1) Gardner T, Cecchi G, Magnasco M, Laje R, Mindlin GB. (2001) Simple motor gestures for birdsongs. Physical Review Letters. 87(20):208101.
2) Markowitz, JE, Ivie E, Kligler, K, Gardner TJ (2013). Long-range order in canary song. PLoS Comp. Bio. 2013:9(5) : e1003052.

3) Gardner TJ, Naef F, Nottebohm F. (2005). Freedom and rules: the acquisition and reprogramming of a bird's learned song. Science. 2005; 308(5724):1046.
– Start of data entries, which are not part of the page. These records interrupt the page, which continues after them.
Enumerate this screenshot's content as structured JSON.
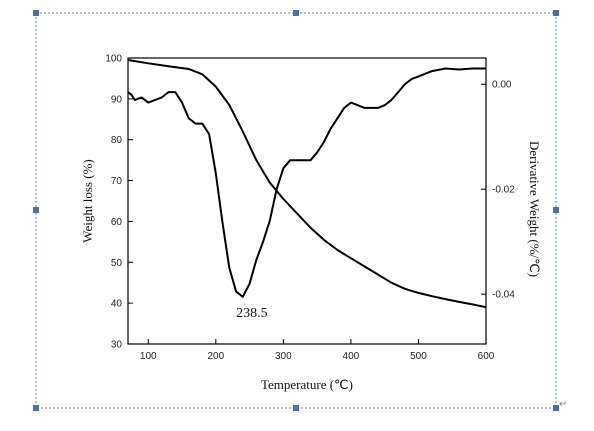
{
  "chart_data": {
    "type": "line",
    "xlabel": "Temperature (℃)",
    "ylabel_left": "Weight loss (%)",
    "ylabel_right": "Derivative Weight (%/℃)",
    "xlim": [
      70,
      600
    ],
    "ylim_left": [
      30,
      100
    ],
    "ylim_right": [
      -0.0495,
      0.005
    ],
    "x_ticks": [
      100,
      200,
      300,
      400,
      500,
      600
    ],
    "y_left_ticks": [
      30,
      40,
      50,
      60,
      70,
      80,
      90,
      100
    ],
    "y_right_ticks": [
      0.0,
      -0.02,
      -0.04
    ],
    "y_right_tick_labels": [
      "0.00",
      "-0.02",
      "-0.04"
    ],
    "grid": false,
    "legend": "none",
    "series": [
      {
        "axis": "left",
        "x": [
          70,
          100,
          130,
          160,
          180,
          200,
          220,
          240,
          260,
          280,
          300,
          320,
          340,
          360,
          380,
          400,
          420,
          440,
          460,
          480,
          500,
          520,
          540,
          560,
          580,
          600
        ],
        "y": [
          99.5,
          98.7,
          98.0,
          97.3,
          96.0,
          93.0,
          88.5,
          82.0,
          75.0,
          69.5,
          65.5,
          62.0,
          58.5,
          55.5,
          53.0,
          51.0,
          49.0,
          47.0,
          45.0,
          43.5,
          42.5,
          41.7,
          41.0,
          40.3,
          39.7,
          39.0
        ]
      },
      {
        "axis": "right",
        "x": [
          70,
          75,
          80,
          90,
          100,
          110,
          120,
          130,
          140,
          150,
          160,
          170,
          180,
          190,
          200,
          210,
          220,
          230,
          240,
          250,
          260,
          270,
          280,
          290,
          300,
          310,
          320,
          330,
          340,
          350,
          360,
          370,
          380,
          390,
          400,
          410,
          420,
          430,
          440,
          450,
          460,
          470,
          480,
          490,
          500,
          520,
          540,
          560,
          580,
          600
        ],
        "y": [
          -0.0015,
          -0.002,
          -0.003,
          -0.0025,
          -0.0035,
          -0.003,
          -0.0025,
          -0.0015,
          -0.0015,
          -0.0035,
          -0.0065,
          -0.0075,
          -0.0075,
          -0.0095,
          -0.017,
          -0.0265,
          -0.035,
          -0.0395,
          -0.0405,
          -0.038,
          -0.0335,
          -0.03,
          -0.026,
          -0.02,
          -0.016,
          -0.0145,
          -0.0145,
          -0.0145,
          -0.0145,
          -0.013,
          -0.011,
          -0.0085,
          -0.0065,
          -0.0045,
          -0.0035,
          -0.004,
          -0.0045,
          -0.0045,
          -0.0045,
          -0.004,
          -0.003,
          -0.0015,
          0.0,
          0.001,
          0.0015,
          0.0025,
          0.003,
          0.0028,
          0.003,
          0.003
        ]
      }
    ],
    "annotations": [
      {
        "text": "238.5",
        "x": 238.5,
        "y": -0.0405,
        "axis": "right"
      }
    ]
  }
}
4) Guitchounts G, Markowitz JE, Liberti WA, Gardner TJ. (2013) A carbon-fiber electrode array for long-term neural recording. Journal of Neural Engineering, 10:046016

5) Markowitz JE, Liberti WA, Guitchounts G, Velho T, Lois C, Gardner TJ (2015). Mezoscopic Patterns of Neural Activity Support Songbird Cortical Sequences. in press PLOS Biology

6) Lim Y , Shinn-Cunningham B, Gardner TJ (2012). Sparse contour representations of sound, Signal Processing Letters, IEEE 19 (10), 684-687
7) Aoi MC, Lepage KQ, Eden UT, Lim Y, Gardner TJ. (2014) An approach to time-frequency
analysis with the ridges of the continuous chirplet transform.
DOI 10.1109/TSP.2014.2365756, IEEE Transactions on Signal Processing

8) Gardner TJ, Magnasco MO (2006). Sparse time-frequency representations. Proceedings of the National Academy of Sciences of the United States of America. 103(16):6094–6099.

7)
Liberti III, William A., Jeffrey E. Markowitz, L. Nathan Perkins, Derek C. Liberti, Daniel P. Leman, Grigori Guitchounts, Tarciso Velho, Darrell N. Kotton, Carlos Lois, and Timothy J. Gardner. "Unstable neurons underlie a stable learned behavior." Nature Neuroscience (2016).